The other kind of aggregator is a bucketing aggregator. These aggregators produce buckets, where a bucket has an associated value and a set of documents. For example, the terms-aggregator produces a bucket per term for the field it’s aggregated on. A document can end up in multiple buckets if the document has multiple values for the field being aggregated on. If a bucket aggregator has one or more “downstream” (i.e. child) aggregators, these are run on every bucket produced.

## Bucket Ordering

By default, the buckets for a terms aggregator are ordered by the number of documents within them, high to low. You can make the order depend on the value of a metrics sub-aggregator as well. For example, you may want to produce a list of products and order them by the revenue generated, and not just the sales count. Similarily, the histogram-aggregation orders buckets by the implied key by default, but this can be changed as well.

## Real World Example

Honza Král presents an excellent example of a more involved aggregation in his PyCon PL 2013-presentation “Explore Your Data”. Using Stackoverflow data as an example, he shows how to structure a query that can answer the question: “What’s the number of questions per tag? And per tag, what’s the average number of comments? Who’s commenting the most, and what’s the highest score of a comment per author?”

## Summary

Aggregations bring a lot of new possibilities to the table.
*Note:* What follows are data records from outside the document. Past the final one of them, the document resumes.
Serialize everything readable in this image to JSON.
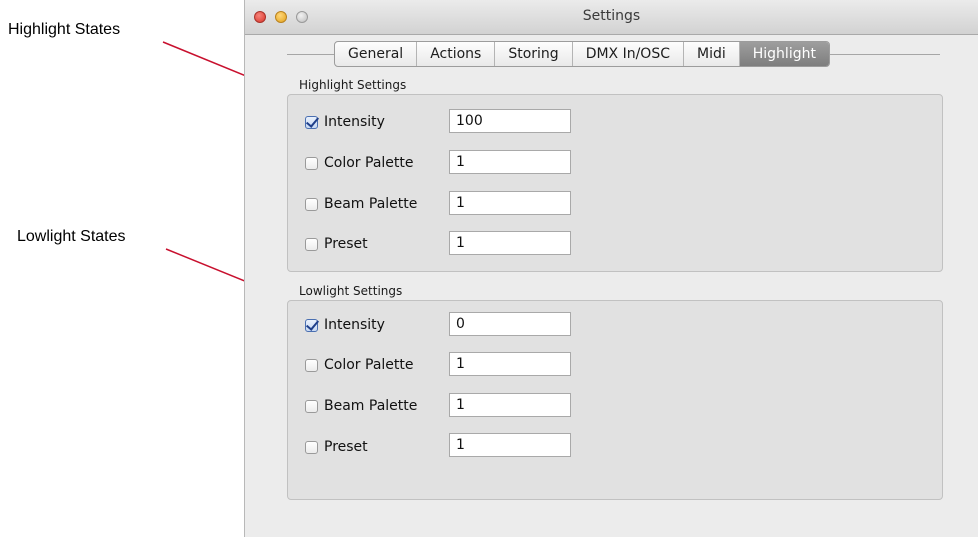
{
  "callouts": {
    "highlight": "Highlight States",
    "lowlight": "Lowlight States"
  },
  "window": {
    "title": "Settings"
  },
  "tabs": [
    "General",
    "Actions",
    "Storing",
    "DMX In/OSC",
    "Midi",
    "Highlight"
  ],
  "active_tab": "Highlight",
  "highlight": {
    "label": "Highlight Settings",
    "rows": [
      {
        "label": "Intensity",
        "checked": true,
        "value": "100"
      },
      {
        "label": "Color Palette",
        "checked": false,
        "value": "1"
      },
      {
        "label": "Beam Palette",
        "checked": false,
        "value": "1"
      },
      {
        "label": "Preset",
        "checked": false,
        "value": "1"
      }
    ]
  },
  "lowlight": {
    "label": "Lowlight Settings",
    "rows": [
      {
        "label": "Intensity",
        "checked": true,
        "value": "0"
      },
      {
        "label": "Color Palette",
        "checked": false,
        "value": "1"
      },
      {
        "label": "Beam Palette",
        "checked": false,
        "value": "1"
      },
      {
        "label": "Preset",
        "checked": false,
        "value": "1"
      }
    ]
  },
  "colors": {
    "arrow": "#c8102e",
    "active_tab": "#8a8a8a"
  }
}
They will undoubtedly further strengthen Elasticsearch’s position as an analytics engine. In a future post we will look more into how they are implemented under the covers, in order to get a better understanding of the performance and memory complexity involved.

While the facet framework will continue to be supported for a while, it will be deprecated as of 1.0. Thus, you should plan on moving to the aggregations framework in the not too distant future.